Dosya kapsamına göre kaza, 11.09.2009 tarihinde gerçekleşmiş, davacının desteği 01.11.2010 tarihinde ölmüştür. 21.07.2010 tarihli özürlü sağlık raporunda davacının desteğinin %94 oranında özürlü olduğu belirlenmiştir. Sigorta şirketinin hasar dosyasının incelenmesinde, 04.10.2010 tarihinde malul kalan... için %94 maluliyet oranına göre iş göremezlik ve bakıcı gideri hesaplandığı, 17.12.2010 tarihli ile dekont davacının desteği öldükten sonra davacıya 41.374,10 TL ödendiği anlaşılmaktadır. Davacının desteği henüz ölmeden davalı ... şirketine tazminat talebi ile başvurulduğuna göre yapılan bu ödemenin cismani zarar ve bakıcı giderine yönelik olarak yapıldığının kabulü ile yapılan bu ödemenin desteğin ölüm tarihine kadar olan kısmının maluliyet ve bakıcı gideri olarak hesaplanması, artan kısmın ise destekten yoksun kalma zararından indirilmesi yönünde bilirkişiden ek rapor alınarak sonucuna göre karar verilmek üzere hükmün bozulmasına karar vermek gerekmiştir.

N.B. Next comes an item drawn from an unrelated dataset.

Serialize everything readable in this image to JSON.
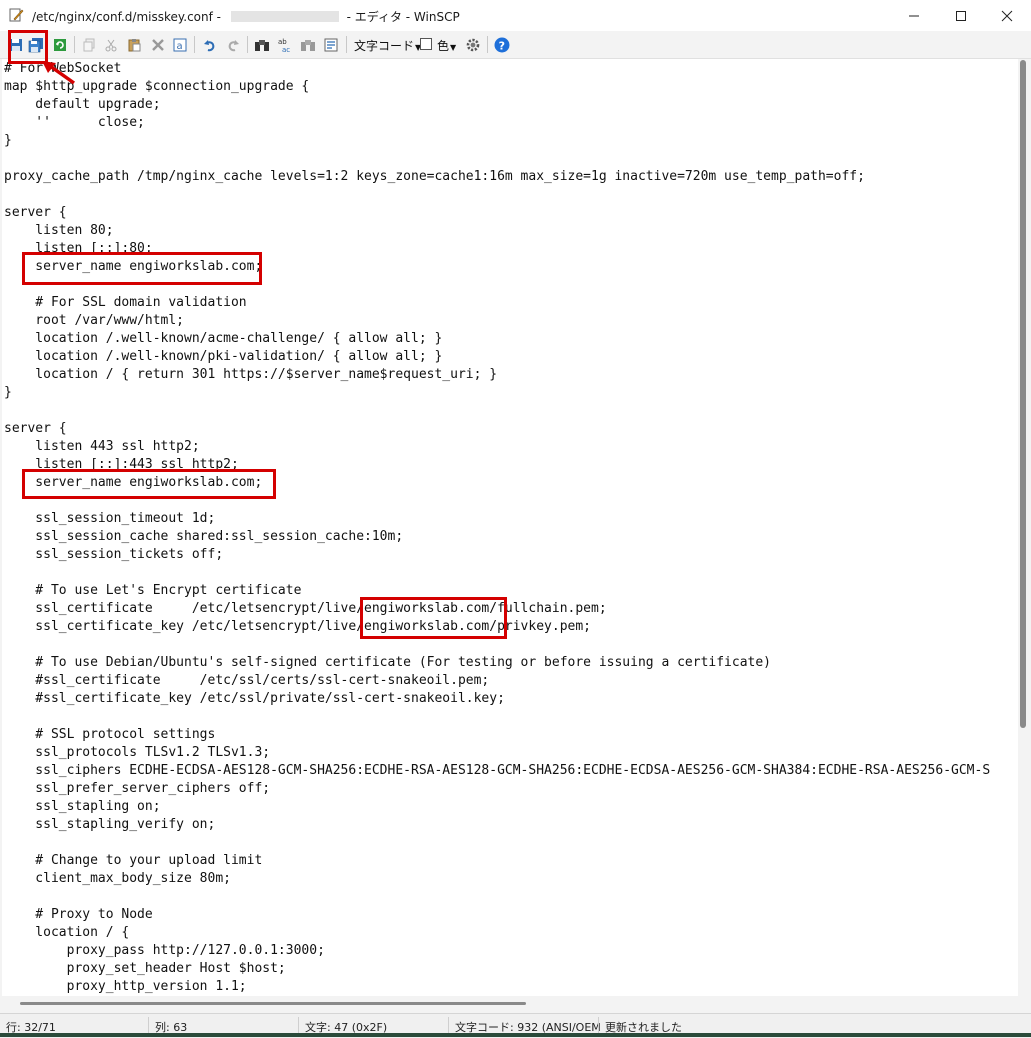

4-Davacı vekili faiz türü olarak avans faizine karar verilmesini talep etmiş, mahkemece yasal faize karar verilmiştir. Zarara neden olan araç maliki davalı şirket olup, zarara neden olan kamyonetin ticari faaliyet sırasında kazaya neden olduğu anlaşılmaktadır. Bu nedenle mahkemece faiz türü olarak avans faizine karar verilmesi gerekirken yasal faize karar verilmiş olması da doğru görülmemiştir.
SONUÇ: Yukarıda (1) nolu bentte açıklanan nedenlerle davalı ..."ün tüm temyiz itirazlarının reddine, (2),(3) ve (4) nolu bentte açıklanan nedenlerle davacı vekilinin temyiz itirazlarının kabulü ile hükmün BOZULMASINA, duruşmada vekille temsil olunmayan davacı yararına vekalet ücreti takdirine yer olmadığına, peşin alınan harcın istek halinde temyiz eden davacıya geri verilmesine, aşağıda dökümü yazılı 2.486,37 TL kalan onama harcının temyiz eden davalı ..."den alınmasına 28/03/2019 gününde oybirliğiyle karar verildi.